The Jobs Bill would extend unemployment benefits and health care subsidies, provide vital funding for affordable housing projects, and extend enhanced federal Medicaid funding to states. Without this funding, the Maine Center for Economic Policy estimates Maine would lose more than 2000 private and public sector jobs and the U.S. Department of Labor says that more than 30,000 Mainers would lose their unemployment benefits in the next six months. Thousand have already lost benefits this week because of the Senates failure to act.
“Failure to pass this legislation now is not an option,” said Mark Sullivan of the Maine Center for Economic Policy, “The economic security of thousands of Maine families hangs in the balance. Maine’s fragile economic recovery is at risk. Congress needs to take action now before we slip even deeper into an economic recession.”
Already the Governor’s office is preparing itself for another budget crisis. Just yesterday Ryan Lowe, the Governor’s Chief of Staff, announced that Maine will face a $100 million budget shortfall without this federal funding, putting the jobs of educators, health care workers, and public safety officials at risk.
“What we’re really talking about when we say that Congress needs to pass this Jobs Bill is families,” said Jill Saxby of the Maine Council of Churches, “We’re talking about Maine families who are struggling to get by through the worse economic time since my grandmother was a single parent, raising two children in New York City during the Great Depression. As a nation we learned, even back then, that extraordinary times call for us to respond in extraordinary ways.”
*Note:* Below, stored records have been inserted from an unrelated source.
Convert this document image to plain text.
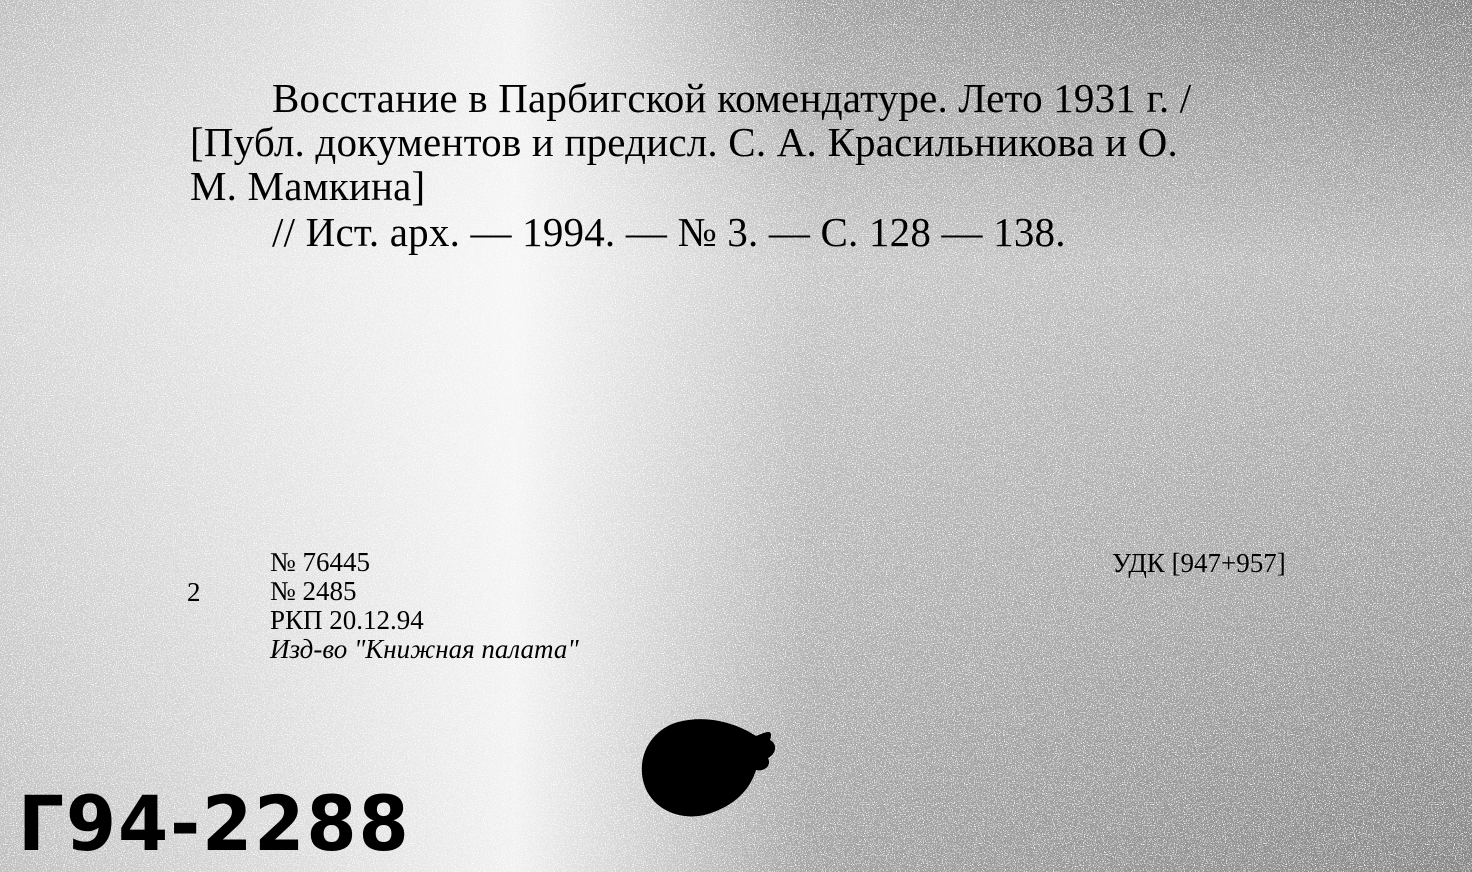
Восстание в Парбигской комендатуре. Лето 1931 г. /
[Публ. документов и предисл. С. А. Красильникова и О.
М. Мамкина]
// Ист. арх. — 1994. — № 3. — С. 128 — 138.
2
№ 76445
№ 2485
РКП 20.12.94
Изд-во "Книжная палата"
УДК [947+957]
Г94-2288
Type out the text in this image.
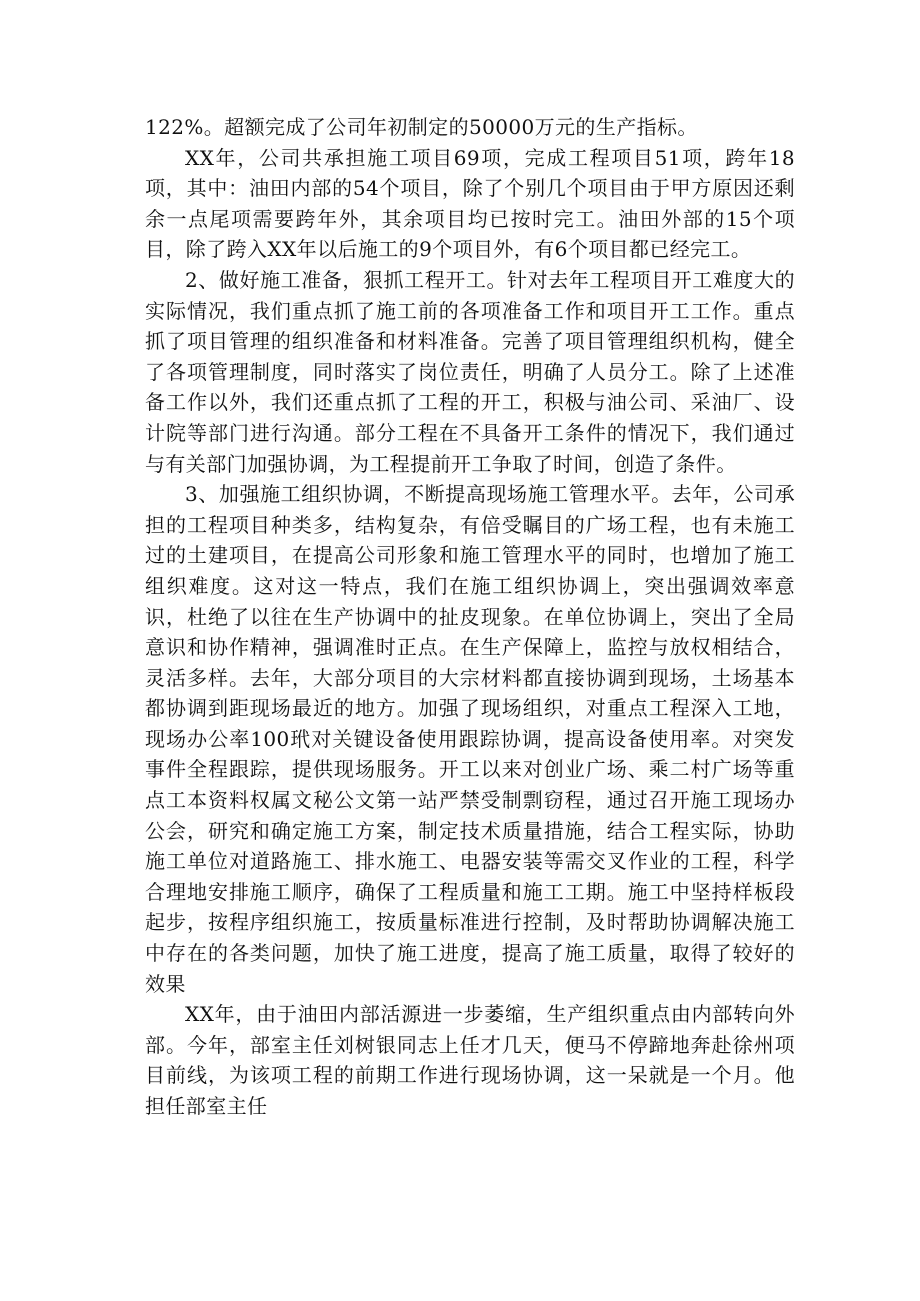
122%。超额完成了公司年初制定的50000万元的生产指标。

XX年，公司共承担施工项目69项，完成工程项目51项，跨年18项，其中：油田内部的54个项目，除了个别几个项目由于甲方原因还剩余一点尾项需要跨年外，其余项目均已按时完工。油田外部的15个项目，除了跨入XX年以后施工的9个项目外，有6个项目都已经完工。

2、做好施工准备，狠抓工程开工。针对去年工程项目开工难度大的实际情况，我们重点抓了施工前的各项准备工作和项目开工工作。重点抓了项目管理的组织准备和材料准备。完善了项目管理组织机构，健全了各项管理制度，同时落实了岗位责任，明确了人员分工。除了上述准备工作以外，我们还重点抓了工程的开工，积极与油公司、采油厂、设计院等部门进行沟通。部分工程在不具备开工条件的情况下，我们通过与有关部门加强协调，为工程提前开工争取了时间，创造了条件。

3、加强施工组织协调，不断提高现场施工管理水平。去年，公司承担的工程项目种类多，结构复杂，有倍受瞩目的广场工程，也有未施工过的土建项目，在提高公司形象和施工管理水平的同时，也增加了施工组织难度。这对这一特点，我们在施工组织协调上，突出强调效率意识，杜绝了以往在生产协调中的扯皮现象。在单位协调上，突出了全局意识和协作精神，强调准时正点。在生产保障上，监控与放权相结合，灵活多样。去年，大部分项目的大宗材料都直接协调到现场，土场基本都协调到距现场最近的地方。加强了现场组织，对重点工程深入工地，现场办公率100玳对关键设备使用跟踪协调，提高设备使用率。对突发事件全程跟踪，提供现场服务。开工以来对创业广场、乘二村广场等重点工本资料权属文秘公文第一站严禁受制剽窃程，通过召开施工现场办公会，研究和确定施工方案，制定技术质量措施，结合工程实际，协助施工单位对道路施工、排水施工、电器安装等需交叉作业的工程，科学合理地安排施工顺序，确保了工程质量和施工工期。施工中坚持样板段起步，按程序组织施工，按质量标准进行控制，及时帮助协调解决施工中存在的各类问题，加快了施工进度，提高了施工质量，取得了较好的效果

XX年，由于油田内部活源进一步萎缩，生产组织重点由内部转向外部。今年，部室主任刘树银同志上任才几天，便马不停蹄地奔赴徐州项目前线，为该项工程的前期工作进行现场协调，这一呆就是一个月。他担任部室主任
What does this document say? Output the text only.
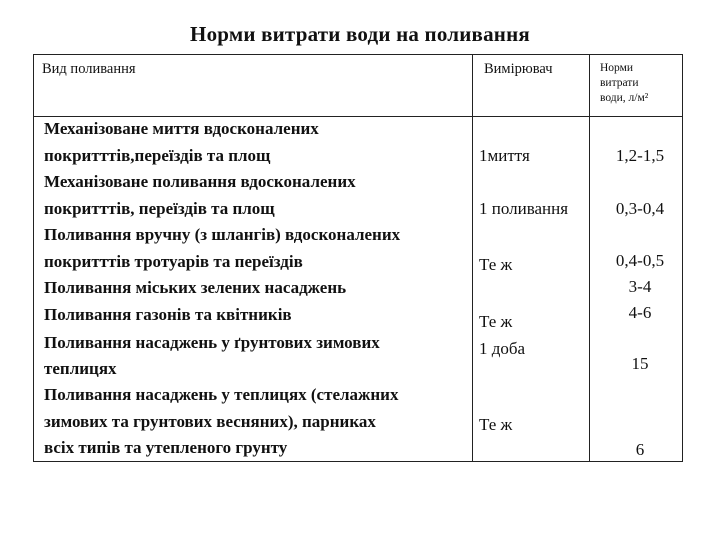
Норми витрати води на поливання
Вид поливання	Вимірювач	Норми
витрати
води, л/м²
Механізоване миття вдосконалених
покритттів,переїздів та площ
Механізоване поливання вдосконалених
покритттів, переїздів та площ
Поливання вручну (з шлангів) вдосконалених
покритттів тротуарів та переїздів
Поливання міських зелених насаджень
Поливання газонів та квітників
Поливання насаджень у ґрунтових зимових
теплицях
Поливання насаджень у теплицях (стелажних
зимових та грунтових весняних), парниках
всіх типів та утепленого грунту
1миття
1 поливання
Те ж
Те ж
1 доба
Те ж
1,2-1,5
0,3-0,4
0,4-0,5
3-4
4-6
15
6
“Keeping families working and giving them the supports they need to provide for their children are two of the best weapons we have to defend against some of the long-term consequences of this recession,” said Ellie Goldberg of the Maine Children’s Alliance.
Following the event, the coalition hand delivered more than 150 hand written post cards and letters to the Senators from Maine citizens telling of their personal stories of why the Jobs Bill is important to them and urging them to support H.R. 4213.